Machine-learners used for digital soil mapping are generally trained using either data derived from field-observed soil pits or from soil survey polygons - although no direct comparison of the accuracy resulting from the two methods has yet to be undertaken. This study examined such a comparison over the Okanagan Valley and Kamloops region of British Columbia where good quality soil pit and soil survey data were available. A standard set of environmental variables including vegetative, climatic, and topographic indices were used to predict soil Great Groups in accordance with the Canadian System of Soil Classification.

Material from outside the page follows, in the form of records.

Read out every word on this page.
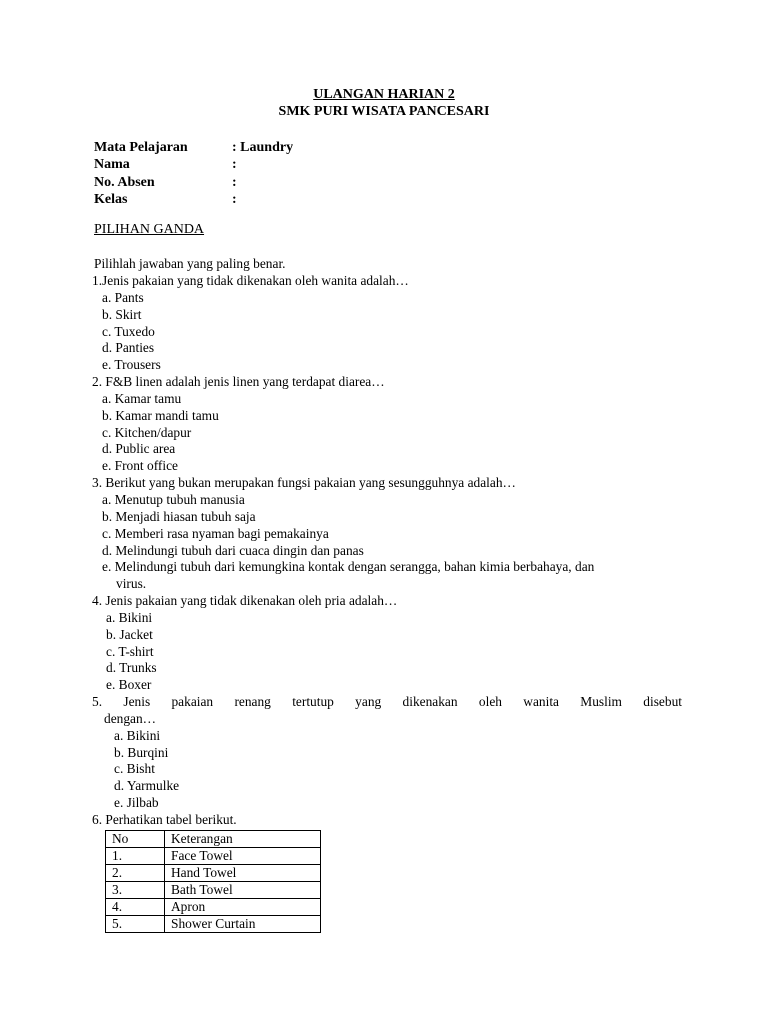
ULANGAN HARIAN 2
SMK PURI WISATA PANCESARI
Mata Pelajaran	: Laundry
Nama	:
No. Absen	:
Kelas	:
PILIHAN GANDA
Pilihlah jawaban yang paling benar.
1.Jenis pakaian yang tidak dikenakan oleh wanita adalah…
a. Pants
b. Skirt
c. Tuxedo
d. Panties
e. Trousers
2. F&B linen adalah jenis linen yang terdapat diarea…
a. Kamar tamu
b. Kamar mandi tamu
c. Kitchen/dapur
d. Public area
e. Front office
3. Berikut yang bukan merupakan fungsi pakaian yang sesungguhnya adalah…
a. Menutup tubuh manusia
b. Menjadi hiasan tubuh saja
c. Memberi rasa nyaman bagi pemakainya
d. Melindungi tubuh dari cuaca dingin dan panas
e. Melindungi tubuh dari kemungkina kontak dengan serangga, bahan kimia berbahaya, dan
virus.
4. Jenis pakaian yang tidak dikenakan oleh pria adalah…
a. Bikini
b. Jacket
c. T-shirt
d. Trunks
e. Boxer
5. Jenis pakaian renang tertutup yang dikenakan oleh wanita Muslim disebut
dengan…
a. Bikini
b. Burqini
c. Bisht
d. Yarmulke
e. Jilbab
6. Perhatikan tabel berikut.
No	Keterangan
1.	Face Towel
2.	Hand Towel
3.	Bath Towel
4.	Apron
5.	Shower Curtain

The pit-derived training dataset was developed using n=478 points from the British Columbia Soil Information System while the polygon-derived training dataset was developed through random sampling of single-component soil survey map units based on an area-weighted approach. In both cases, the training points were intersected with a suite of 18 environmental covariates, reduced from 27 covariates using principal component analysis, and submitted to a machine-learner for predictions at a 100m spatial resolution. Four single-model learners (CART, k-nearest neighbor, multinomial logistic regression, and logistic model tree) and five ensemble-model learners (CART with bagging, k-nearest neighbor with bagging, multinomial logistic regression with bagging, logistic model trees with bagging, and Random Forest) were compared. Surfaces of prediction uncertainty were produced using ignorance uncertainty and results were validated using a 5-fold cross-validation procedure. Predictions made using polygon-derived training data were consistently higher in accuracy across all models where the Random Forest model was the most effective learner with C=61% accuracy when using pit-derived training data and C=68% accuracy when using polygon-derived training data. Comparing single-model and ensemble-learner models, the bagging algorithm resulted in a 2–11% increase in accuracy when using pit-derived training data. Ensemble-models allowed for the visualization of prediction uncertainty. This study provides further insight into the use of legacy soil data and the development of training data for digital soil mapping.